Christophe Castaner. (photoFrederic Legrand - COMEO / Shutterstock)

Interrogé ce mercredi au Sénat au sujet des violences policières, le ministre de l’Intérieur Christophe Castaner a tenu un discours de fermeté.


Au lendemain de la manifestation interdite en soutien de la famille d’Adama Traoré et contre les violences policières, le ministre de l’Intérieur a été interrogé lors de la séance de questions d’actualité au Sénat, ce mercredi après-midi.

« Pour défendre cette institution, cette police républicaine (…) que nous saluons tous ici, il faut être particulièrement exigeant.

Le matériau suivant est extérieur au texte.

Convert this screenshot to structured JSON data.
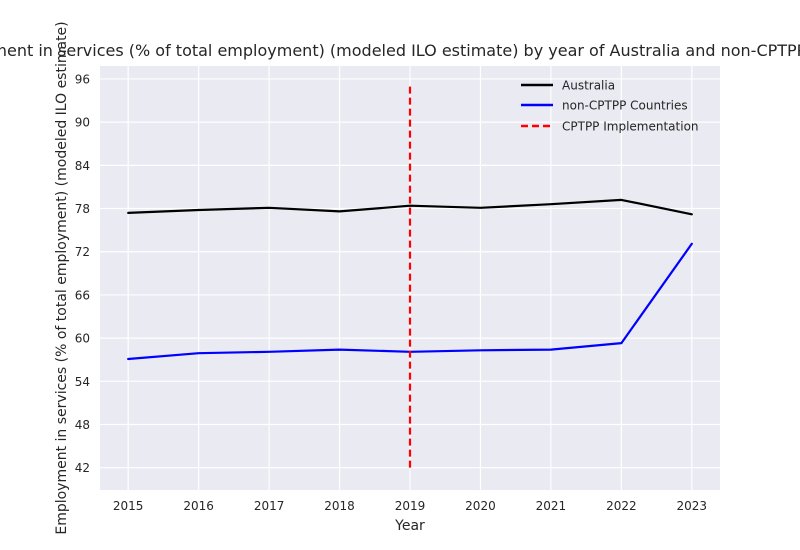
{
  "chart_data": {
    "type": "line",
    "title": "Employment in services (% of total employment) (modeled ILO estimate) by year of Australia and non-CPTPP Countries",
    "xlabel": "Year",
    "ylabel": "Employment in services (% of total employment) (modeled ILO estimate)",
    "x": [
      2015,
      2016,
      2017,
      2018,
      2019,
      2020,
      2021,
      2022,
      2023
    ],
    "xlim": [
      2014.6,
      2023.4
    ],
    "ylim": [
      38.9,
      97.8
    ],
    "yticks": [
      42,
      48,
      54,
      60,
      66,
      72,
      78,
      84,
      90,
      96
    ],
    "grid": true,
    "legend_position": "top-right",
    "series": [
      {
        "name": "Australia",
        "color": "#000000",
        "style": "solid",
        "values": [
          77.4,
          77.8,
          78.1,
          77.6,
          78.4,
          78.1,
          78.6,
          79.2,
          77.2
        ]
      },
      {
        "name": "non-CPTPP Countries",
        "color": "#0000ff",
        "style": "solid",
        "values": [
          57.1,
          57.9,
          58.1,
          58.4,
          58.1,
          58.3,
          58.4,
          59.3,
          73.1
        ]
      }
    ],
    "vline": {
      "name": "CPTPP Implementation",
      "x": 2019,
      "y_range": [
        42,
        95
      ],
      "color": "#ff0000",
      "style": "dashed"
    }
  }
}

Il faut faire en sorte que chaque faute, et il peut y en avoir, chaque excès, chaque mot, y compris des expressions racistes, fasse l’objet d’une enquête, fasse l’objet d’une décision, fasse l’objet d’une sanction », a déclaré le ministre de l’Intérieur.

« S’il y a faute, elle doit être sanctionnée et elles sont sanctionnées »

« Je suis, sur ce sujet, intransigeant », a-t-il ajouté. « L’exigence que nous avons vis-à-vis des policiers qui fauteraient, c’est garantir la sérénité du travail de l’ensemble de la police et de la gendarmerie, garantir la défense de cette police républicaine qui, au quotidien, combat le racisme, combat l’antisémitisme », a poursuivi Christophe Castaner, qui répondait au sénateur Olivier Léonhardt (RDSE).

Il ne s’agit « pas de faire des amalgames, mais (…) de dénoncer tout propos et tout comportement. S’il y a faute, elle doit être sanctionnée et elles sont sanctionnées », a insisté le ministre.


« Rien ne justifie les débordements survenus ce soir à Paris »

Ce mardi soir, le ministre de l’Intérieur avait dénoncé les violences commises à la fin de la manifestation organisée par le collectif « La Vérité pour Adama », près du tribunal de Paris (XVIIe). « La violence n’a pas sa place en démocratie. Rien ne justifie les débordements survenus ce soir à Paris, alors que les rassemblements de voie publique sont interdits pour protéger la santé de tous ».

La préfecture de police avait pris un arrêté pour interdire cette manifestation, qui a rassemblé près de 20 000 personnes selon des estimations. De violents incidents ont éclaté vers 21 heures, durant environ 2 heures.